Informa desde México. José Antonio Luna Alarcón. Profesor Cultura y Arte Taurino. UPAEP

En el mundo, son contadas con los dedos de una mano las plazas de toros en que los espectadores se han jugado la vida, poniendo los riñones delante de los pitacos, antes de sentarse en la grada para ver lidiar a los merengues que por la mañana los han perseguido. Si algo tiene Pamplona en julio, es que contagia su sentido del valor y de la hazaña. Con ello quiero decir, que sabe mucho a gesta lo que hacen los mozos que corren el encierro. Jugarse la vida a cara o cruz sólo por el gusto de vencer el propio desafío tiene su magia. La mayor virtud de la emoción es que contiene una saludable dosis de incertidumbre y hay algunos atrevimientos que limpian la vulgaridad de la vida.

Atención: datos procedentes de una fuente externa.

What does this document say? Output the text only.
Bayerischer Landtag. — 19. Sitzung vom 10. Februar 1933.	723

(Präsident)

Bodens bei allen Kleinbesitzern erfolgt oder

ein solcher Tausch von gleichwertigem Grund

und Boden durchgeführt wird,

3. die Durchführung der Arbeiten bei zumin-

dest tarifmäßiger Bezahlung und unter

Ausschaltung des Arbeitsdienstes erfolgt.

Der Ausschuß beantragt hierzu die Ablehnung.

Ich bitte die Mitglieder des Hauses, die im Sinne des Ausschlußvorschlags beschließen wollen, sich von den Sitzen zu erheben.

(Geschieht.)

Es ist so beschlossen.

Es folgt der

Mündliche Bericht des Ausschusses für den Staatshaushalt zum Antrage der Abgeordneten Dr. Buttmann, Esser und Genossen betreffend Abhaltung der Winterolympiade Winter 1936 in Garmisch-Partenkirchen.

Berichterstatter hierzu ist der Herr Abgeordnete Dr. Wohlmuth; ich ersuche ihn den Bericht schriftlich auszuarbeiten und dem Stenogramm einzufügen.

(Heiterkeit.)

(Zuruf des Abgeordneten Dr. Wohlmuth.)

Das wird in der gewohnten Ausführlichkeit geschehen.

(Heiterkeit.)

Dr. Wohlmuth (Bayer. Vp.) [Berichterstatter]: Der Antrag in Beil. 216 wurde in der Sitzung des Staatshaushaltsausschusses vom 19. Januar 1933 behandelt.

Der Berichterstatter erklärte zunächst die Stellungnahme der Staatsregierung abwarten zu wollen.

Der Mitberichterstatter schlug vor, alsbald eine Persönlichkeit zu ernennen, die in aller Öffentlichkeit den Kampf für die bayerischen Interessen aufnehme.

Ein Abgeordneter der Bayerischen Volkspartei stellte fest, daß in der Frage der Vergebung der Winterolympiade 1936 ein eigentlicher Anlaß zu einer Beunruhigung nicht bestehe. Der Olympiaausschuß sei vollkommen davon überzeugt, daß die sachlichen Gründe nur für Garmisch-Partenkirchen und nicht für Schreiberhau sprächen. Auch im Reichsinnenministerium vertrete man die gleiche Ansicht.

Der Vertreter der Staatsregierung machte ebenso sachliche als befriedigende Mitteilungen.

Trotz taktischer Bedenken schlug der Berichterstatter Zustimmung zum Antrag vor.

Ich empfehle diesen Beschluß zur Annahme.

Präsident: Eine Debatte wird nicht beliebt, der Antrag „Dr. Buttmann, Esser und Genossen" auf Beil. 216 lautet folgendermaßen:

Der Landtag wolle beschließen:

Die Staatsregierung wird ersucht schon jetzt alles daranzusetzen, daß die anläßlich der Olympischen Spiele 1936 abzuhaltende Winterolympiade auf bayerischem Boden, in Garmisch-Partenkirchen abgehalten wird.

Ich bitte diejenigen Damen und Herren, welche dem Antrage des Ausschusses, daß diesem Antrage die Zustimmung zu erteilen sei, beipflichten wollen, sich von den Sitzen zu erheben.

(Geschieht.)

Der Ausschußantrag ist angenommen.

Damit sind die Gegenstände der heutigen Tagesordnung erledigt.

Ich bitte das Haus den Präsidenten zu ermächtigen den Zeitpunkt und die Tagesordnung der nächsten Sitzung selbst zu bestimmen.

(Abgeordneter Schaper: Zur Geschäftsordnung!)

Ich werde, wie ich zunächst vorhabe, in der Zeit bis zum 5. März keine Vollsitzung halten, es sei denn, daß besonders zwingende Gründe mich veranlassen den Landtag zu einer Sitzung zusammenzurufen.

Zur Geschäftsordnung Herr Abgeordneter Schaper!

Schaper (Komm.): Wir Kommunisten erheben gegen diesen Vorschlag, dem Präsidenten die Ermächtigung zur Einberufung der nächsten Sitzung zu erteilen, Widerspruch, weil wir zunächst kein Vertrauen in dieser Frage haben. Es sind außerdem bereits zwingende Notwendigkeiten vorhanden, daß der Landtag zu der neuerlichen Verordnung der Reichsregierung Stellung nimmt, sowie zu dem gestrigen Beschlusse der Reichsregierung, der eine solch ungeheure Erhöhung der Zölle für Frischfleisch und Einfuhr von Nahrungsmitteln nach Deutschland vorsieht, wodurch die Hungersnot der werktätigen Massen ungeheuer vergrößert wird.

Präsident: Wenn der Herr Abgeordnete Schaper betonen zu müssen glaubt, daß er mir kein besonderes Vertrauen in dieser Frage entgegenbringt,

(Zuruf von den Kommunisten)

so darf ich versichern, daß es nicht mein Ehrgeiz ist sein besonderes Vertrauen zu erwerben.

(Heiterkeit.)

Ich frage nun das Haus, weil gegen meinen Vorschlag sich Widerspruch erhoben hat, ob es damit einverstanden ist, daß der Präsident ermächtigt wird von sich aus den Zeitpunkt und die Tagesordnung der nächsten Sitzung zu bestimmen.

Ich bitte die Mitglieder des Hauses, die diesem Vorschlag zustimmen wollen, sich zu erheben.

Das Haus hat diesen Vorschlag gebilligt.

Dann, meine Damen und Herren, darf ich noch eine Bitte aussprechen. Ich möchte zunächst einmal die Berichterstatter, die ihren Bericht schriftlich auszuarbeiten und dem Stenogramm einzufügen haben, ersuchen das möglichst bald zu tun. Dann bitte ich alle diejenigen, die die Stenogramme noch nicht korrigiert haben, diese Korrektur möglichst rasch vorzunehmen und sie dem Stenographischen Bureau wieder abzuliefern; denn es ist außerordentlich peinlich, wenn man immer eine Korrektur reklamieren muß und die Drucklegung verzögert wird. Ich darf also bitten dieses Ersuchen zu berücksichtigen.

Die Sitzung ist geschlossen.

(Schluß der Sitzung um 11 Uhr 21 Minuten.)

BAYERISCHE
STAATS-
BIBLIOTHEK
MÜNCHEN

Aventureros extremos seguidores de una añeja tradición, algunos son héroes anónimos, mozos que de pronto se encuentran en la encrucijada entre seguir corriendo o dar vuelta para auxiliar al compañero que en el suelo, presa de un toro cornalón, recibe tarascadas por docena. Hombres que se acercan al borde mismo de la cornada para arrebatarle, arrastrándolo de los pies, al tipo con el que el morlaco está ensañado.

Por gente como esta, en Pamplona los toreros llegan a la arena con el listón de la gesta colocado en lo más alto. Todo el elenco que se apunta a al coso de La Misericordia sabe de antemano que la tarde se va a poner color de hormiga. Bovinos enormes con cabezas para adornar cantinas y, ante el drama de la vida y la muerte que se dirime en el ruedo, las peñas de sol se la pasan cantando y bailando.

En los recientes sanfermines, ha habido un torero valiente que destaca entre el grupo de valientes. Rafaelillo está acostumbrado a tragar gordo y lo ha conseguido, se fue a hombros después de nueve años de no hacerlo en ese edificio taurino. Este héroe de la tauromaquia contemporánea tiene doctorado en la lidia de pupilos de Zahariche, lleva dieciocho miuras en la plaza pamplonica. Oreja en el primero, un caballón cárdeno oscuro, paliabierto, que acomodó la cabeza en los naturales. En cambio, el cuarto era un toro negro, bragado y que se quedaba a medio pase buscando el cuerpo del matador. El especialista en tragos amargos empezó a aplicar toda su ciencia con una lidia sobre piernas, doblándose y tocando a pitón contrario para destroncar. Cuando consideró que podría robarle algunos pases esporádicos le pegó un molinete, quiso repetir la hazaña y ¡toma ya!, pequeño detalle, olvidó que los toros de don Eduardo y don Antonio piensan más que un filósofo, por lo que cuando Rafaelillo pretendía pasarlo para enredarse en la muleta, ya tenía al barbas enfrente y a volar alto y violento. El sentón fue memorable, de esos que dejan la columna vertebral haciendo tilín, tilán. Sin embargo, el diestro de Murcia se recuperó pronto y volvió a la carga sin chaleco y chaquetilla. Toreo con el Credo hipotecado en los labios y de una estocada despachó al miureño. Así, consiguió que los dioses le guiñaran el ojo y que los aficionados lo sacaran a hombros.

La ciudad de San Fermín y de Ernesto Hemingway hizo de su tradición la parte más cosmopolita y vigorosa de la tauromaquia, además, a algunos toreros valientes que llegan allá, como este Rafaelillo tan bravo como un tejón, les permite colgar en su palmarés el emblema de la hazaña.